A persistência da crise

A COLUNA DE SAULO PÉRICLES BROCOS PIRES FERREIRA

Dizem que o país está em recessão, quando seu vizinho perde o emprego, e está em depressão, seria quando quem perde o emprego é você. No meu caso não restam dúvidas, pois desde dois anos para cá, eu perdi três. Mas de qualquer maneira, o que eu construí, herdei e também graças à engenharia (existe engenheiro liso, não existe engenheiro quebrado), estou conseguindo sobreviver, até com alguma perspectiva.

Agora eu tenho conversado com amigos e o que eu ouço deles é choro, alguns dizendo que a crise é passageira, outros, e aí vem o meu medo, dizendo que com o novo governo, ela vai se aprofundar, resta-me perguntar para onde?

Nem nas secas dos anos passados, que sempre existiram, até antes de eu ser nascido, tem uma história familiar que minha bisavó, D. Sinhazinha Matos viu gente cozinhando sola de sapato para comer, enquanto Tantinho Cartaxo falava que ouvia dos mais velhos que tinha gente que botava na panela couro de tamborete, mas os tempos eram outros, não haviam as estradas, tanto que podem levar gente ou trazer de comida, o que e esses tempos que traumatizaram tanto nossos ancestrais j á foram em grande parte superados, que as novas gerações nem se dão ao cuidado de lembrar.

Mas não obstante tudo isso, por diversas razões tem muita gente temendo, e não deixo de dar uma certa razão a eles, que existe uma crise, ela é séria, e pouca gente vê com otimismo, os dias que estão a chegar.

Primeiramente, eu conversei com um amigo que toma conta de um hotel na nossa cidade, e ele me falou que não recebe um só hóspede há quinze dias; outra amiga cabeleireira, eu a encontrei cinco horas indo para casa, perguntei porque sair tão cedo e ela me disse que era por falta de clientes, que antes ficava até sete, oito da noite, e que ultimamente ninguém aparecia depois das cinco da tarde.

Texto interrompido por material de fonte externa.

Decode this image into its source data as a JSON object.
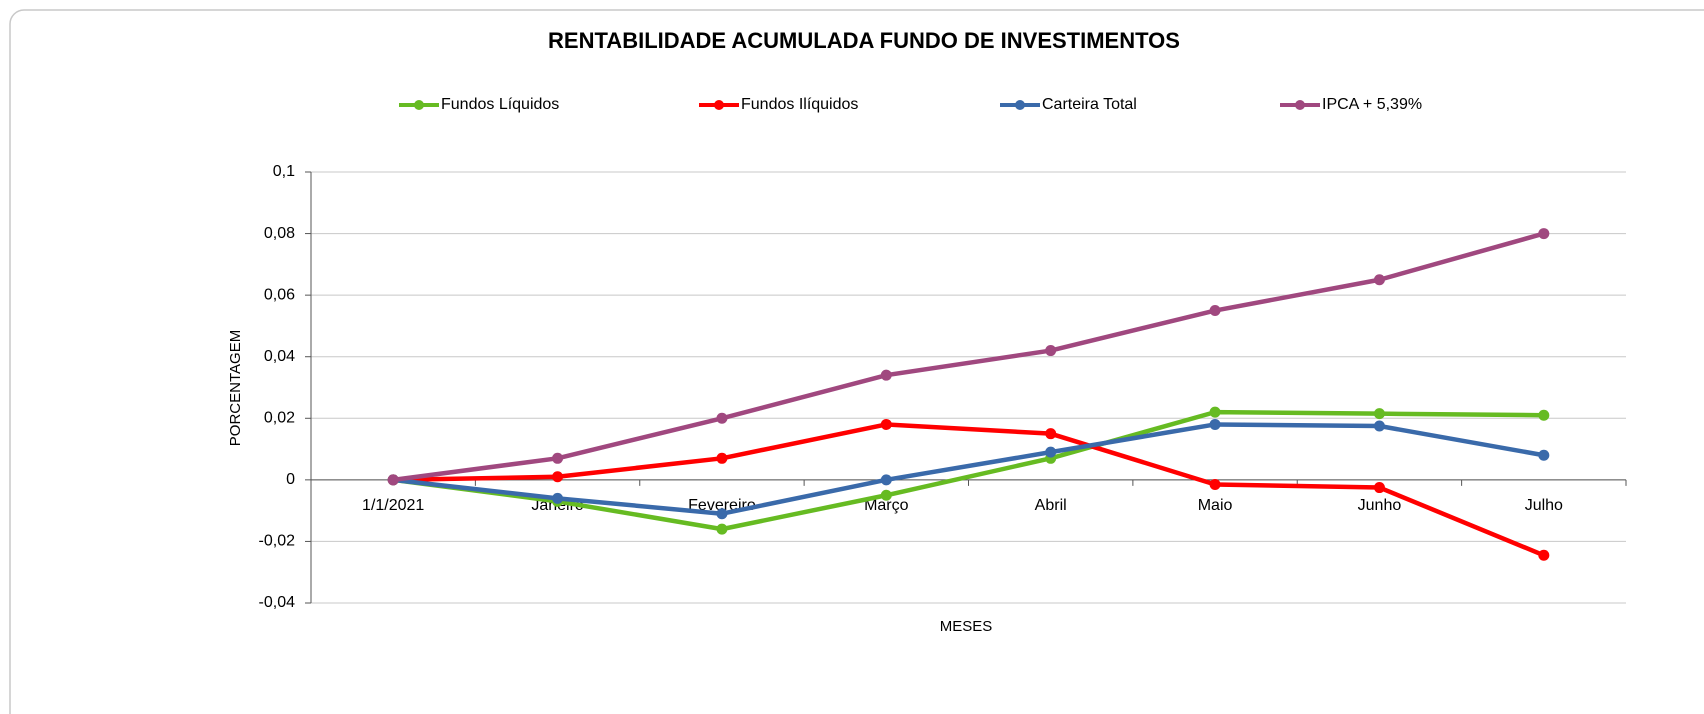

Noutra ocasião, soube que um importante grupo econômico daqui, estava em compasso de espera para abrir um Shopping, até que a situação ficasse mais clara, em mesmo, que entre outras coisas trabalho com estruturas de metal, que é o substituto da madeira na construção civil e fazia quatro cobertas por mês, caiu por conta da crise para uma, depois para zero, e nesse ano, aumentou para uma até duas. Agora caiu para zero novamente.

Então vamos tentar arrematar o que estou escrevendo. Os vencedores dessa última eleição foram votados maciçamente pelos eleitores do Sul-Sudeste; enquanto o Nordeste votou nos perdedores, assim, os que venceram podem ser cobrados pelos votos dos que não votaram? Claro que não, então esses não têm nenhum compromisso. Pode ser, que aconteça o que aconteceu muitas vezes; primeiro acudirem as regiões que o sufragaram, para depois, e se restar, mandar alguma esmola para cá. Pode não ser nem provável, mas é perfeitamente possível.

Fernando Henrique Cardoso, ficou, juntamente com os baianos e sulistas, a protelar até o possível a Transposição do São Francisco, com uns estudos de impacto ambiental que nunca terminaram em seu governo. O todo poderoso futuro Ministro da Economia, Paulo Guedes, disse numa entrevista que Lula tirou 10 bilhões de reais da Faria Lima (o centro econômico da capital paulista), deixando lá outros 190 bilhões e colocou os pobres no mercado de consumo com o bolsa-família, da mesma forma que se colocou aqui, pode se tirar. Aí a gente vai perder o que ganhou nos últimos anos.

Nossa cidade passou mais de 30 anos com 45.000 habitantes, chegou aos possíveis 60.000 habitantes, em parte por causa dos programas sociais, que se cassados, podemos mergulhar numa crise sem precedentes no nosso passado recente, em parte dependemos “também” desses programas, que podem ser mantidos que espero, diminuídos, o que é perfeitamente possível, o extintos.

Então os que aqui detêm um pouco de reserva financeira, fica à espera do que vai acontecer. Não vejo o futuro próximo com otimismo, mas teria a mesma impressão se o outro lado tivesse ganhado. Mas vamos acreditar e rezar.

P.S. – Dedico essas ao meu primo carioca João Batista Braga, que leu minhas mal traçadas lá no Rio de Janeiro. Aqui a gente também escreve, Batista, e tem até quem componha versos como você. Estou lendo, aos poucos. o livro de Edna Marlowa Cartaxo Braga sobre Roslida Cartaxo – uma beleza, depois eu comento com mais calma.